Shirl and Darleen gave her almost identical dirty looks.
“Mal didn’t want us for talking to,” said Shirl. “But after he threw us out we slept in a big humpy with two of his wives. They wanted to spend what was left of the night nattering. They told us what a hard life it was catchin’ the lizards, an’ gutting an’ all the rest of it, an’ how the only thing to look forward to was Cap’n Onslow comin’ in to collect the . . . the . . .”
“Aphrodisiac,” supplied Fenella.
“Yair. He always brings some decent beer an’ some tins o’ food, luxury items, like. He’s from some world where the people have a thing about ships—the sort of ships that sail on the sea, I mean . . .”
“Atlantia?” asked Grimes. “Aquarius?”
“Aquarius.

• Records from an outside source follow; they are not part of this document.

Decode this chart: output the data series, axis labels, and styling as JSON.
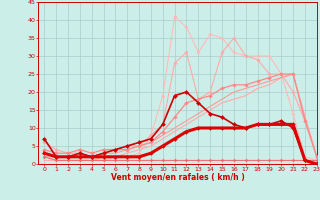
{
  "title": "",
  "xlabel": "Vent moyen/en rafales ( km/h )",
  "ylabel": "",
  "background_color": "#cceee8",
  "grid_color": "#aacccc",
  "xlim": [
    -0.5,
    23
  ],
  "ylim": [
    0,
    45
  ],
  "yticks": [
    0,
    5,
    10,
    15,
    20,
    25,
    30,
    35,
    40,
    45
  ],
  "xticks": [
    0,
    1,
    2,
    3,
    4,
    5,
    6,
    7,
    8,
    9,
    10,
    11,
    12,
    13,
    14,
    15,
    16,
    17,
    18,
    19,
    20,
    21,
    22,
    23
  ],
  "lines": [
    {
      "x": [
        0,
        1,
        2,
        3,
        4,
        5,
        6,
        7,
        8,
        9,
        10,
        11,
        12,
        13,
        14,
        15,
        16,
        17,
        18,
        19,
        20,
        21,
        22,
        23
      ],
      "y": [
        2,
        1,
        1,
        1,
        1,
        1,
        2,
        2,
        3,
        8,
        19,
        41,
        38,
        31,
        36,
        35,
        31,
        30,
        30,
        30,
        25,
        14,
        2,
        1
      ],
      "color": "#ffbbbb",
      "lw": 0.8,
      "marker": "D",
      "ms": 1.8,
      "zorder": 2
    },
    {
      "x": [
        0,
        1,
        2,
        3,
        4,
        5,
        6,
        7,
        8,
        9,
        10,
        11,
        12,
        13,
        14,
        15,
        16,
        17,
        18,
        19,
        20,
        21,
        22,
        23
      ],
      "y": [
        6,
        4,
        3,
        3,
        2,
        3,
        4,
        5,
        5,
        8,
        11,
        28,
        31,
        18,
        20,
        31,
        35,
        30,
        29,
        25,
        25,
        20,
        12,
        2
      ],
      "color": "#ffaaaa",
      "lw": 0.8,
      "marker": "D",
      "ms": 1.8,
      "zorder": 3
    },
    {
      "x": [
        0,
        1,
        2,
        3,
        4,
        5,
        6,
        7,
        8,
        9,
        10,
        11,
        12,
        13,
        14,
        15,
        16,
        17,
        18,
        19,
        20,
        21,
        22,
        23
      ],
      "y": [
        1,
        1,
        1,
        1,
        1,
        2,
        2,
        3,
        4,
        5,
        7,
        9,
        11,
        13,
        15,
        17,
        18,
        19,
        21,
        22,
        24,
        25,
        13,
        2
      ],
      "color": "#ffaaaa",
      "lw": 0.8,
      "marker": null,
      "ms": 0,
      "zorder": 2
    },
    {
      "x": [
        0,
        1,
        2,
        3,
        4,
        5,
        6,
        7,
        8,
        9,
        10,
        11,
        12,
        13,
        14,
        15,
        16,
        17,
        18,
        19,
        20,
        21,
        22,
        23
      ],
      "y": [
        2,
        2,
        2,
        2,
        2,
        3,
        3,
        4,
        5,
        6,
        8,
        10,
        12,
        14,
        16,
        18,
        20,
        21,
        22,
        23,
        24,
        25,
        13,
        2
      ],
      "color": "#ff9999",
      "lw": 0.8,
      "marker": null,
      "ms": 0,
      "zorder": 2
    },
    {
      "x": [
        0,
        1,
        2,
        3,
        4,
        5,
        6,
        7,
        8,
        9,
        10,
        11,
        12,
        13,
        14,
        15,
        16,
        17,
        18,
        19,
        20,
        21,
        22,
        23
      ],
      "y": [
        4,
        3,
        3,
        4,
        3,
        4,
        4,
        4,
        5,
        6,
        9,
        13,
        17,
        18,
        19,
        21,
        22,
        22,
        23,
        24,
        25,
        25,
        12,
        2
      ],
      "color": "#ff8888",
      "lw": 0.9,
      "marker": "D",
      "ms": 2.0,
      "zorder": 4
    },
    {
      "x": [
        0,
        1,
        2,
        3,
        4,
        5,
        6,
        7,
        8,
        9,
        10,
        11,
        12,
        13,
        14,
        15,
        16,
        17,
        18,
        19,
        20,
        21,
        22,
        23
      ],
      "y": [
        7,
        2,
        2,
        3,
        2,
        3,
        4,
        5,
        6,
        7,
        11,
        19,
        20,
        17,
        14,
        13,
        11,
        10,
        11,
        11,
        12,
        10,
        1,
        0
      ],
      "color": "#cc0000",
      "lw": 1.2,
      "marker": "D",
      "ms": 2.2,
      "zorder": 6
    },
    {
      "x": [
        0,
        1,
        2,
        3,
        4,
        5,
        6,
        7,
        8,
        9,
        10,
        11,
        12,
        13,
        14,
        15,
        16,
        17,
        18,
        19,
        20,
        21,
        22,
        23
      ],
      "y": [
        3,
        2,
        2,
        2,
        2,
        2,
        2,
        2,
        2,
        3,
        5,
        7,
        9,
        10,
        10,
        10,
        10,
        10,
        11,
        11,
        11,
        11,
        1,
        0
      ],
      "color": "#dd0000",
      "lw": 2.2,
      "marker": "D",
      "ms": 2.0,
      "zorder": 7
    },
    {
      "x": [
        0,
        1,
        2,
        3,
        4,
        5,
        6,
        7,
        8,
        9,
        10,
        11,
        12,
        13,
        14,
        15,
        16,
        17,
        18,
        19,
        20,
        21,
        22,
        23
      ],
      "y": [
        2,
        1,
        1,
        1,
        1,
        1,
        1,
        1,
        1,
        1,
        1,
        1,
        1,
        1,
        1,
        1,
        1,
        1,
        1,
        1,
        1,
        1,
        1,
        1
      ],
      "color": "#ee6666",
      "lw": 0.7,
      "marker": "D",
      "ms": 1.5,
      "zorder": 3
    }
  ]
}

I think. He was a shipowner there, an’ a captain. He sold out, came here for a holiday. He decided to stay after he found out that a little ship, with no crew to pay, could make a living sniffing around little settlements like this, pickin’ up little parcels of cargo . . .”
“Sounds like a good life,” said Grimes.
“You should know,” said Fenella. “But perhaps he doesn’t have the same uncanny genius for getting into trouble that you have.”
“From here,” Shirl went on, “he sails direct for Troy—that’s a seaport just south of New Bali Beach. It’s not all that far from Port Aphrodite.”
“And then it’s only a short tube ride back to my own ship,” said Grimes.
“You hope,” said Fenella Pruin. “We all hope. But first of all we must hope that this Onslow person will agree to carry us to Troy.”